By Matt Snyder
Cubs starting pitcher Carlos Zambrano has long been one of the best hitting pitchers in baseball. He has 22 career home runs in 686 plate appearances. His career batting average of .241 could be acceptable for a good defensive catcher. He's really locked in this season, though, as he's hitting .375 with a .583 slugging percentage through 26 plate appearances.
It got me thinking, how does he compare to other hitters around baseball? Granted, it's a much smaller sample, but this is just supposed to be a fun look. If you're gonna get all serious and freak out about any "comparison" -- because I'm not comparing Zambrano as a hitter to any of these hitters -- you might want to stop reading. Or at least take a deep breath and lighten up.
Zambrano's .958 OPS is most like ... Matt Kemp (.956). It's better than: Adrian Gonzalez, Prince Fielder and Kevin Youkilis.
Zambrano's .583 slugging percentage is most like ... Ryan Braun (.575). It's better than: Mike Stanton, Matt Holliday, Jay Bruce, Carlos Quentin and Miguel Cabrera.
I'll again reiterate these are guys with about seven times as many at-bats as Big Z, are far superior hitters and there's little chance he can keep up this pace. It's just a fun look at how well he's swung the bat early in the season on the heels of a 3-3 game with a double and an RBI.

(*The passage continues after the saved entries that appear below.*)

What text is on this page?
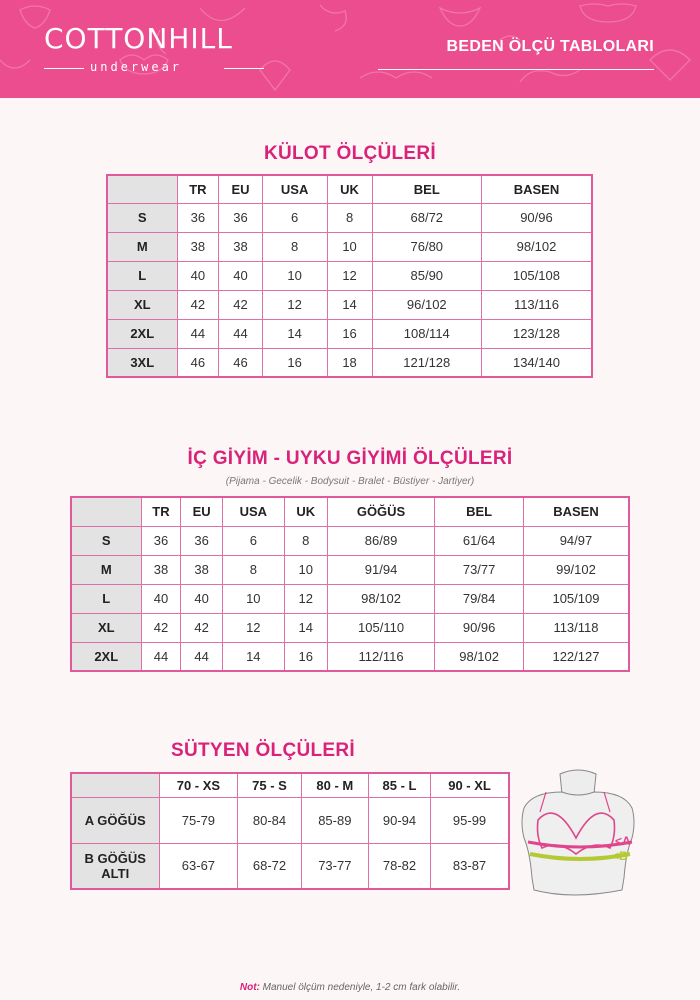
COTTONHILL
underwear
BEDEN ÖLÇÜ TABLOLARI
KÜLOT ÖLÇÜLERİ
	TR	EU	USA	UK	BEL	BASEN
S	36	36	6	8	68/72	90/96
M	38	38	8	10	76/80	98/102
L	40	40	10	12	85/90	105/108
XL	42	42	12	14	96/102	113/116
2XL	44	44	14	16	108/114	123/128
3XL	46	46	16	18	121/128	134/140
İÇ GİYİM - UYKU GİYİMİ ÖLÇÜLERİ
(Pijama - Gecelik - Bodysuit - Bralet - Büstiyer - Jartiyer)
	TR	EU	USA	UK	GÖĞÜS	BEL	BASEN
S	36	36	6	8	86/89	61/64	94/97
M	38	38	8	10	91/94	73/77	99/102
L	40	40	10	12	98/102	79/84	105/109
XL	42	42	12	14	105/110	90/96	113/118
2XL	44	44	14	16	112/116	98/102	122/127
SÜTYEN ÖLÇÜLERİ
	70 - XS	75 - S	80 - M	85 - L	90 - XL

A GÖĞÜS	75-79	80-84	85-89	90-94	95-99

B GÖĞÜS
ALTI	63-67	68-72	73-77	78-82	83-87
<A
<B
Not: Manuel ölçüm nedeniyle, 1-2 cm fark olabilir.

Earlier this week, Cubs manager Mike Quade used Zambrano as a pinch hitter and it drew some ire from curmudgeons who need to complain about everything under the sun. Zambrano came through with a bases-loaded, two-RBI single to center. But, of course, he was put at an injury risk, according to the complainers. Quade had a good response:
‘‘He’s probably healthier than most of the guys on this club,’’ Quade said. ‘‘Given the situation we were in at that point, it really only made sense to me to get him down there and let him stretch and get loose and get an at-bat. . . . If I was concerned at all, I wouldn’t have done it.’’ (Chicago Sun-Times)
It is amazing to me how much of an injury risk some people think swinging a baseball bat is.
The other backlash we're bound to hear is that he's paid to pitch, not hit. That's false, because he's actually paid to play baseball. Like it or not, National League pitchers use the bat. Zambrano's ability to swing the bat actually increases his overall value to the team. Instead of an automatic out, he's actually a productive member of the lineup. That's a boost. Sure, he's still overpaid, but that has nothing to do with his bat. And he hasn't been bad on the hill, either. He's 5-2 with a 4.59 ERA and 1.31 WHIP with 46 strikeouts. Certainly not great, or even good, but he's healthy and the Cubs have won eight of his 11 starts. If you want to give some credit to run support, well, we're back to talking about him helping himself with the bat.
It's high time we just sit back and enjoy watching Carlos Zambrano enjoy hitting the baseball. Remember, we originally became baseball fans because it was fun. He likes hitting, so we need to just like watching him hit.